En una rueda de prensa dijo, según se le cita:
La presidenta de la Comunidad ha afirmado que, para ella, "sindicalista" no es ningún insulto.
"Pero si ha podido ofender lo que he dicho, a mí no me duelen prendas de pedir disculpas", ha dicho Esperanza Aguirre, que no obstante, lo ha hecho inmediatamente después de terminar su comparecencia pública.
Como ven, esta muchacha ya no es que sea demasiado humana, es que se sale de la escala.
O sea, que de "sindicalista retrógrado piquetero" sólo se queda con que sindicalista no es un insulto. Vaya, por tanto, lo de retrógrado piquetero entonces sí que lo es.

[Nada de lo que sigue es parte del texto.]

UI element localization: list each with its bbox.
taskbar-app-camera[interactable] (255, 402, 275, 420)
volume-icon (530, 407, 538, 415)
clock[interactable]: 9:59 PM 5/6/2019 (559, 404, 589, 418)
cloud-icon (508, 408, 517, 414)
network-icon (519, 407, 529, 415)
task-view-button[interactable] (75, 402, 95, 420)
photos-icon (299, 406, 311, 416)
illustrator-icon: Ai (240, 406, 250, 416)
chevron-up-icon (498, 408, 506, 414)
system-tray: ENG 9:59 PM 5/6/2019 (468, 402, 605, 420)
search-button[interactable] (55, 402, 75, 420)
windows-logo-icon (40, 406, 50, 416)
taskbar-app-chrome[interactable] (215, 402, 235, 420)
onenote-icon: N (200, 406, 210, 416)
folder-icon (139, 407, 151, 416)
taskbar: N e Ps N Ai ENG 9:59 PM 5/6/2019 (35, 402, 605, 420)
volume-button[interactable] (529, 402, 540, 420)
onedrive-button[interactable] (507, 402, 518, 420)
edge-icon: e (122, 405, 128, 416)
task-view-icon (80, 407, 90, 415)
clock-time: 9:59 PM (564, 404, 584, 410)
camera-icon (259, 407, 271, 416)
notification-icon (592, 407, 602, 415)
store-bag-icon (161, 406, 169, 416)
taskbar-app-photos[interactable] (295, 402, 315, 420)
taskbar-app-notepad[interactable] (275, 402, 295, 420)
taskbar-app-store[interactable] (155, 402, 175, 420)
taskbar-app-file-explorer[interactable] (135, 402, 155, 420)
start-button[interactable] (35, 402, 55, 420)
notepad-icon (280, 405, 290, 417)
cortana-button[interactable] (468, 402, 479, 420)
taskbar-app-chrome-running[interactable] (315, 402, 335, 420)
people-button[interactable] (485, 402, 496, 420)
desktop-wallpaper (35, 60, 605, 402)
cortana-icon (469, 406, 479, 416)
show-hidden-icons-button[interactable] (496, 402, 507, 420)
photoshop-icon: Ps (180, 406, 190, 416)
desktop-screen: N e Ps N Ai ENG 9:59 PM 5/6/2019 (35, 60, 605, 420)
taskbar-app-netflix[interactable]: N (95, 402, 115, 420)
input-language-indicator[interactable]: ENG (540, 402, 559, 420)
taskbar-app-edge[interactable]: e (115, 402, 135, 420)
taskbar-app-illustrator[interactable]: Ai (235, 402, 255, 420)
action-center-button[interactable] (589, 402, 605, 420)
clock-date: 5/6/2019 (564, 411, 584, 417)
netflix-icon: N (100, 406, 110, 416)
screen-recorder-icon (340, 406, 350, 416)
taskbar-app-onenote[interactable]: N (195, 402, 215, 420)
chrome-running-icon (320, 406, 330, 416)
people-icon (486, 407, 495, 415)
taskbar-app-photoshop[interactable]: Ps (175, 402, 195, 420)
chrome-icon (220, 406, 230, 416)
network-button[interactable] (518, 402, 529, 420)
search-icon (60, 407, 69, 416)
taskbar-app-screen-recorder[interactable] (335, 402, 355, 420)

O a lo mejor piensa que los demás somos subnormales y claro, como dice que lo de sindicalista no es un insulto, lo otro tampoco. Siendo ella quien es, de las tres palabras, la que de verdad Esperanza Aguirre considera un insulto, aunque no se atreva a decirlo muy alto (pero seguro que con sus amiguitos sí) es lo de sindicalista.
Porque ella retrógrada (perdón, "liberal") es un rato largo. Y lo de piquetero, o sea ir en manada para imponer sus ideas a los demás (que es lo que hacen los piquetes, comportarse como grupitos fachas) también sabe otro rato largo.
O será que como piquetero rima con Zapatero está dando ideas para los rebuznos de la próxima manifestación de la derecha. Habrá que estar atentos.
Imagínense la situación. Alguien, pongamos por caso del estilo de Alfonso Guerra en sus buenos tiempos, se refiere a ella como "madrileña fascista y meapilas". Y claro, aparte de la bronca que armarían los del PP y la caverna mediática, el mismo dijera al día siguiente, "oiga, que yo no he dicho lo de madrileña como insulto, ¿eh?"
Lo dicho, Esperanza Aguirre no sólo es demasiado humana, es una derechista clasista maleducada (valga la redundancia), o en fino, "tonta de los cojones" (ya que ella "sí es cojonuda").